Le magistrat lit ensuite les messages du 14 octobre 2022, jour du crime, notamment ce dernier message envoyé par Dahbia Benkired à Mustapha M. à 14h55, 16 minutes avant qu’elle ne coince la victime dans l’entrée de l’immeuble de la rue Manin. Dans ce message, elle lui dit : « Je te donne un rendez-vous après, j’ai un truc à faire »
. Un peu avant, elle lui en avait envoyé un autre en disant : «
Je vais faire un truc avec mes doigts ».
« Il est responsable de ce que vous avez fait à Lola ? »

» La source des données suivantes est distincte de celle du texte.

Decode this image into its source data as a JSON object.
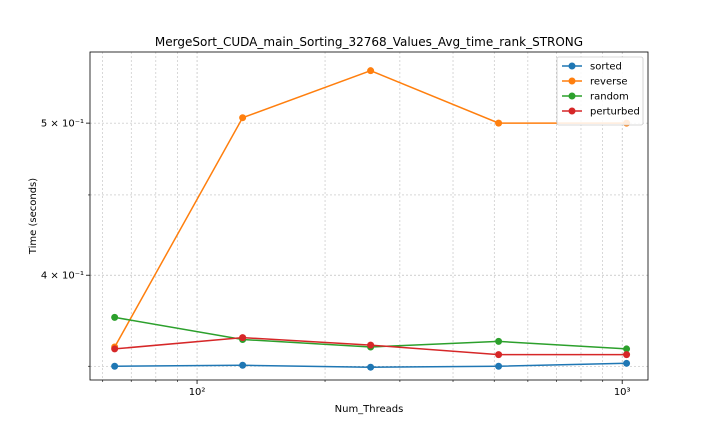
{
  "chart_data": {
    "type": "line",
    "title": "MergeSort_CUDA_main_Sorting_32768_Values_Avg_time_rank_STRONG",
    "xlabel": "Num_Threads",
    "ylabel": "Time (seconds)",
    "xscale": "log",
    "yscale": "log",
    "xlim": [
      56,
      1150
    ],
    "ylim": [
      0.343,
      0.555
    ],
    "grid": "on (major and minor)",
    "legend_position": "top-right",
    "x": [
      64,
      128,
      256,
      512,
      1024
    ],
    "xticks": [
      {
        "value": 100,
        "label": "10²"
      },
      {
        "value": 1000,
        "label": "10³"
      }
    ],
    "yticks": [
      {
        "value": 0.4,
        "label": "4 × 10⁻¹"
      },
      {
        "value": 0.5,
        "label": "5 × 10⁻¹"
      }
    ],
    "series": [
      {
        "name": "sorted",
        "color": "#1f77b4",
        "values": [
          0.35,
          0.3505,
          0.3495,
          0.35,
          0.3515
        ]
      },
      {
        "name": "reverse",
        "color": "#ff7f0e",
        "values": [
          0.36,
          0.504,
          0.54,
          0.5,
          0.5
        ]
      },
      {
        "name": "random",
        "color": "#2ca02c",
        "values": [
          0.376,
          0.364,
          0.36,
          0.363,
          0.359
        ]
      },
      {
        "name": "perturbed",
        "color": "#d62728",
        "values": [
          0.359,
          0.365,
          0.361,
          0.356,
          0.356
        ]
      }
    ]
  }
}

Appelée à commenter ces messages, l’accusée assure qu’en septembre-octobre 2022, Mustapha M., était « méchant avec elle ».
« Moi je vais vous dire la vérité, je voulais lui faire du mal à lui, pas à la petite Lola. J’avais tellement mal, je voulais me venger. J’avais la haine contre lui »
, lâche-t-elle alors subitement. « Il avait une arme chez lui, je voulais lui tirer dessus mais pas pour le tuer »,
détaille-t-elle.
Selon ses déclarations, Lola Daviet se serait donc retrouvée au mauvais endroit, au mauvais moment.
« Vous nous dites cet après-midi qu’il est responsable de ce que vous avez fait à Lola ? »
, résume le président.
« Oui »,
répond l’accusée, précisant qu’elle n’était alors « pas dans son état normal ».